Large infra debts making Indian banks riskier than peers

Infrastructure major Lanco group has witnessed the steepest rise in its debt level.

Written by Agencies | New Delhi | Published: August 26, 2012 4:09:49 pm

A steep rise in debt levels of large business houses like Lanco,Adani,GVK,Vedanta and GMR groups in the past five years has led to a much higher ‘borrower concentration risk’ at Indian banks,as compared to their other Asian and emerging market peers.

Infrastructure major Lanco group has witnessed the steepest rise in its debt level in the past five years,followed by Adani,GVK group,Vedanta and GMR,as per an analysis of debt levels of top 10 corporate groups in the country by global financial services giant Credit Suisse.

While Lanco’s group debt has grown at an annual rate of 76 per cent in the past five financial years,the rise has been 74 per cent for Adani,65 per cent for GVK,58 per cent for Vedanta and 55 per cent for GMR group.

The combined debt of the top 10 groups grew over five times in last five years,from Rs 99,300 crore to Rs 5,39,500 crore,at a compounded annual growth rate of 40 per cent.

In comparison,the total banking system loans grew by just 20 per cent annually during this period.

Among others in the top-ten groups,Jaypee group’s debt has grown at an annual rate of 41 per cent,Videocon’s by 34 per cent,Essar group’s by 31 per cent,Anil Ambani-led Reliance group’s by 27 per cent and JSW group’s by 25 per cent during this period,Credit Suisse said.

In terms of total debt for FY12,Essar group tops the list with Rs 93,800 crore,followed by Vedanta (Rs 93,500 crore),Reliance (Rs 86,700 crore),Adani (Rs 69,500 crore),Jaypee (Rs 45,400 crore),JSW (Rs 40,200 crore),GMR (Rs 32,900 crore),Lanco (Rs 29,300 crore),Videocon (Rs 27,300 crore) and GVK (Rs 21,000 crore).

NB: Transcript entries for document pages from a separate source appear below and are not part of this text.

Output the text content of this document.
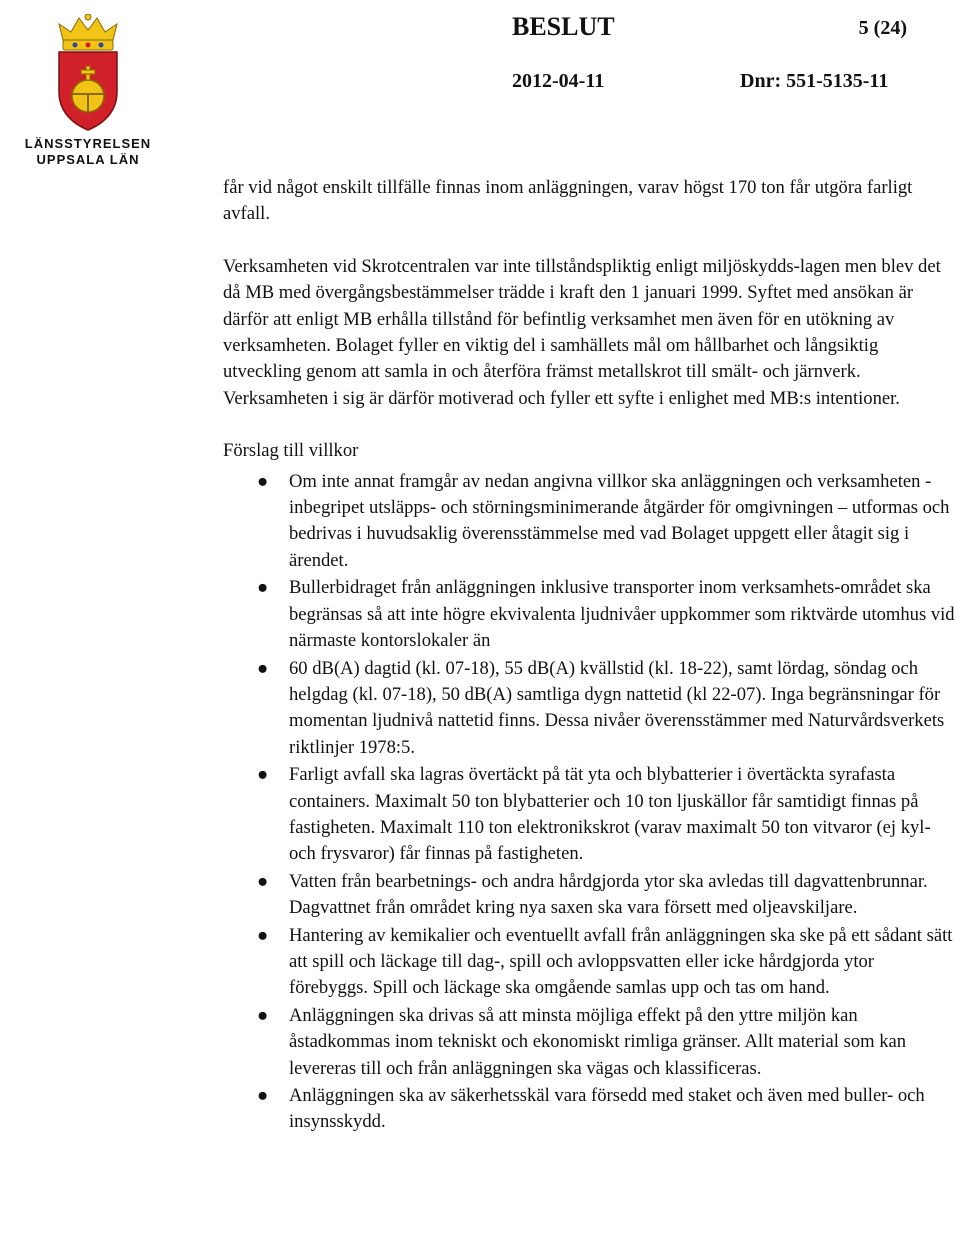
LÄNSSTYRELSEN
UPPSALA LÄN
BESLUT	5 (24)
2012-04-11	Dnr: 551-5135-11

får vid något enskilt tillfälle finnas inom anläggningen, varav högst 170 ton får utgöra farligt avfall.

Verksamheten vid Skrotcentralen var inte tillståndspliktig enligt miljöskydds-lagen men blev det då MB med övergångsbestämmelser trädde i kraft den 1 januari 1999. Syftet med ansökan är därför att enligt MB erhålla tillstånd för befintlig verksamhet men även för en utökning av verksamheten. Bolaget fyller en viktig del i samhällets mål om hållbarhet och långsiktig utveckling genom att samla in och återföra främst metallskrot till smält- och järnverk. Verksamheten i sig är därför motiverad och fyller ett syfte i enlighet med MB:s intentioner.

Förslag till villkor

● Om inte annat framgår av nedan angivna villkor ska anläggningen och verksamheten - inbegripet utsläpps- och störningsminimerande åtgärder för omgivningen – utformas och bedrivas i huvudsaklig överensstämmelse med vad Bolaget uppgett eller åtagit sig i ärendet.
● Bullerbidraget från anläggningen inklusive transporter inom verksamhets-området ska begränsas så att inte högre ekvivalenta ljudnivåer uppkommer som riktvärde utomhus vid närmaste kontorslokaler än
● 60 dB(A) dagtid (kl. 07-18), 55 dB(A) kvällstid (kl. 18-22), samt lördag, söndag och helgdag (kl. 07-18), 50 dB(A) samtliga dygn nattetid (kl 22-07). Inga begränsningar för momentan ljudnivå nattetid finns. Dessa nivåer överensstämmer med Naturvårdsverkets riktlinjer 1978:5.
● Farligt avfall ska lagras övertäckt på tät yta och blybatterier i övertäckta syrafasta containers. Maximalt 50 ton blybatterier och 10 ton ljuskällor får samtidigt finnas på fastigheten. Maximalt 110 ton elektronikskrot (varav maximalt 50 ton vitvaror (ej kyl- och frysvaror) får finnas på fastigheten.
● Vatten från bearbetnings- och andra hårdgjorda ytor ska avledas till dagvattenbrunnar. Dagvattnet från området kring nya saxen ska vara försett med oljeavskiljare.
● Hantering av kemikalier och eventuellt avfall från anläggningen ska ske på ett sådant sätt att spill och läckage till dag-, spill och avloppsvatten eller icke hårdgjorda ytor förebyggs. Spill och läckage ska omgående samlas upp och tas om hand.
● Anläggningen ska drivas så att minsta möjliga effekt på den yttre miljön kan åstadkommas inom tekniskt och ekonomiskt rimliga gränser. Allt material som kan levereras till och från anläggningen ska vägas och klassificeras.
● Anläggningen ska av säkerhetsskäl vara försedd med staket och även med buller- och insynsskydd.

Credit Suisse said that the aggregate debt of these ten groups accounts for about 13 per cent of total bank loans and a whopping 98 per cent of the entire banking system net worth.

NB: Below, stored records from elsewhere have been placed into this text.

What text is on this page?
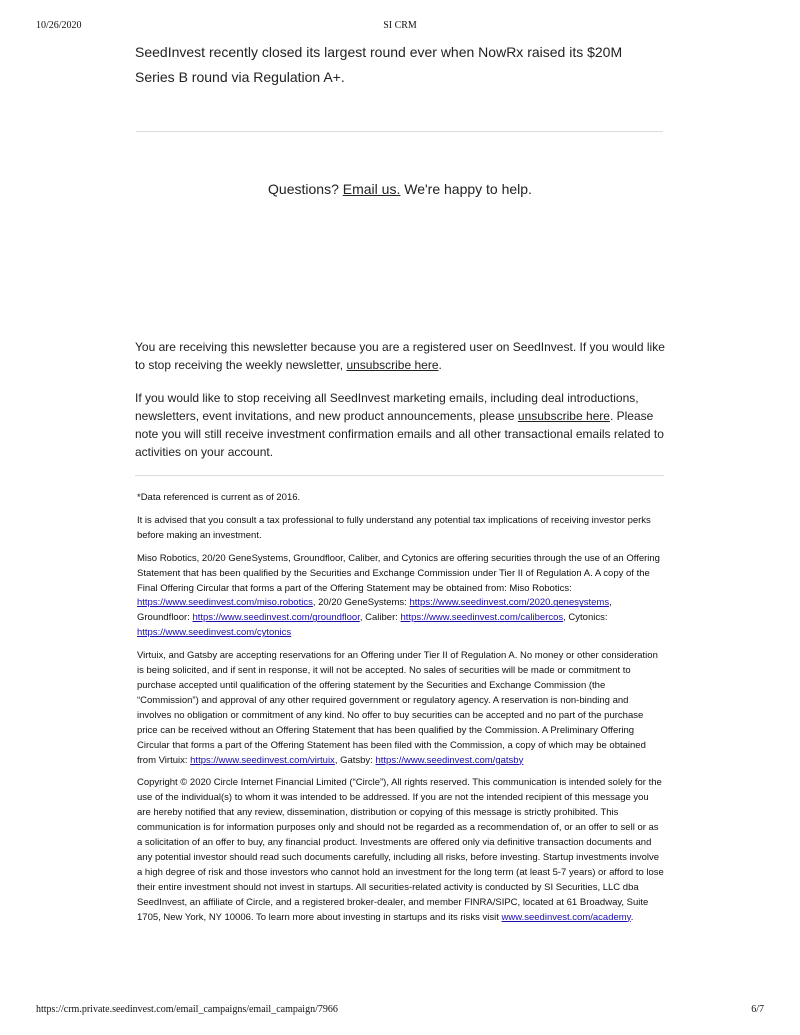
10/26/2020	SI CRM
SeedInvest recently closed its largest round ever when NowRx raised its $20M Series B round via Regulation A+.
Questions? Email us. We're happy to help.

You are receiving this newsletter because you are a registered user on SeedInvest. If you would like to stop receiving the weekly newsletter, unsubscribe here.

If you would like to stop receiving all SeedInvest marketing emails, including deal introductions, newsletters, event invitations, and new product announcements, please unsubscribe here. Please note you will still receive investment confirmation emails and all other transactional emails related to activities on your account.

*Data referenced is current as of 2016.

It is advised that you consult a tax professional to fully understand any potential tax implications of receiving investor perks before making an investment.

Miso Robotics, 20/20 GeneSystems, Groundfloor, Caliber, and Cytonics are offering securities through the use of an Offering Statement that has been qualified by the Securities and Exchange Commission under Tier II of Regulation A. A copy of the Final Offering Circular that forms a part of the Offering Statement may be obtained from: Miso Robotics: https://www.seedinvest.com/miso.robotics, 20/20 GeneSystems: https://www.seedinvest.com/2020.genesystems, Groundfloor: https://www.seedinvest.com/groundfloor, Caliber: https://www.seedinvest.com/calibercos, Cytonics: https://www.seedinvest.com/cytonics

Virtuix, and Gatsby are accepting reservations for an Offering under Tier II of Regulation A. No money or other consideration is being solicited, and if sent in response, it will not be accepted. No sales of securities will be made or commitment to purchase accepted until qualification of the offering statement by the Securities and Exchange Commission (the “Commission”) and approval of any other required government or regulatory agency. A reservation is non-binding and involves no obligation or commitment of any kind. No offer to buy securities can be accepted and no part of the purchase price can be received without an Offering Statement that has been qualified by the Commission. A Preliminary Offering Circular that forms a part of the Offering Statement has been filed with the Commission, a copy of which may be obtained from Virtuix: https://www.seedinvest.com/virtuix, Gatsby: https://www.seedinvest.com/gatsby

Copyright © 2020 Circle Internet Financial Limited (“Circle”), All rights reserved. This communication is intended solely for the use of the individual(s) to whom it was intended to be addressed. If you are not the intended recipient of this message you are hereby notified that any review, dissemination, distribution or copying of this message is strictly prohibited. This communication is for information purposes only and should not be regarded as a recommendation of, or an offer to sell or as a solicitation of an offer to buy, any financial product. Investments are offered only via definitive transaction documents and any potential investor should read such documents carefully, including all risks, before investing. Startup investments involve a high degree of risk and those investors who cannot hold an investment for the long term (at least 5-7 years) or afford to lose their entire investment should not invest in startups. All securities-related activity is conducted by SI Securities, LLC dba SeedInvest, an affiliate of Circle, and a registered broker-dealer, and member FINRA/SIPC, located at 61 Broadway, Suite 1705, New York, NY 10006. To learn more about investing in startups and its risks visit www.seedinvest.com/academy.

https://crm.private.seedinvest.com/email_campaigns/email_campaign/7966	6/7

“Therefore,surprisingly now in terms of concentration risk,Indian banks rank higher than most of their Asian and BRIC counterparts,” it added.

The report said a strong loan growth of Indian banking system in past five years is increasingly being driven by a select few corporate groups.

“Given the high leverage,poor profitability and pressure from lenders most of these debt heavy groups have initiated plans to divest some of their assets. However,given that most domestic infrastructure developers are already over-geared,demand for these assets may be limited,” Credit Suisse said.

Each of these groups alone account for 1.2 per cent of total banking system loans,the report said,while noting that all banks appear to have high exposure to the same few groups.

“With the economic slowdown and a downturn in these sectors,multiple assets of each group appear stressed and financials of these groups are stretched,” the report said.